Although those half-dozen tunes didn't make the film, you can hear several as bonus features on the DVD/Blu-Ray release of Coco that arrived this week. Hearing those artful songs might prompt the question: Why didn't they make the movie?
We just made the bold choice one day: okay, what if it's not a musical, but it still has a lot of performance in it?
"I pivoted for a few reasons, the main one being that the film felt like it was trying to be something different than what we were trying to force it to be," says Unkrich, who worked on Coco for about six years after directing Toy Story 3.
"I realised that the film wanted to be music-filled and have a lot of music and performance in it, but the breaking out into song, to me, was feeling like a hat on a hat — it felt like an extra element," continues Unkrich.
"We just made the bold choice one day: okay, what if it's not a musical, but it still has a lot of performance in it? And that was the path we went down, and it felt like the right movie to be making."

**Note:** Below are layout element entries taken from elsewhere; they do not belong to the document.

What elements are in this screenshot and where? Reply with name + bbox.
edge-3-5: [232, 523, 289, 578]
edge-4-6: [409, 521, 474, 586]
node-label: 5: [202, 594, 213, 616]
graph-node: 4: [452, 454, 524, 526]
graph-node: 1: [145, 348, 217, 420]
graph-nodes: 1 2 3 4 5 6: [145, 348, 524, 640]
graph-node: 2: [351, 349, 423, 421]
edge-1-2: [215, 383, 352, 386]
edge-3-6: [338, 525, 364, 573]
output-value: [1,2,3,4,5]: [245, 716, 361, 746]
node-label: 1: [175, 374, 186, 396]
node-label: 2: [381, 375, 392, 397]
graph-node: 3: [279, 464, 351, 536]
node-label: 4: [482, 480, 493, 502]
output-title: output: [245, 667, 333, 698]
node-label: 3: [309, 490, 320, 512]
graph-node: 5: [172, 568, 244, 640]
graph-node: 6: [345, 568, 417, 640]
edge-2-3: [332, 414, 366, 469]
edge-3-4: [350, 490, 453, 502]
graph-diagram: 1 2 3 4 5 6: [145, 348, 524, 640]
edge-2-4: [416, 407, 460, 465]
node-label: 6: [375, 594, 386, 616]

(One obstacle was that the film was about a boy whose family didn't allow music — a significant challenge, Unkrich noted wryly, within a musical.)
He says he's not "a Broadway guy" but relishes the subversive tunes from shows such as Robert Lopez's Avenue Q" and The Book of Mormon. And after he worked with the Gipsy Kings on a Spanish-language number for Toy Story 3, he especially saw opportunity for a full Pixar musical.
"I imagine if Pixar was to make a musical, that it would be kind of out of the box in the way that (those two Broadway shows) are," Unkrich says.
"So I can still see us doing something some day. We just have to find the right project."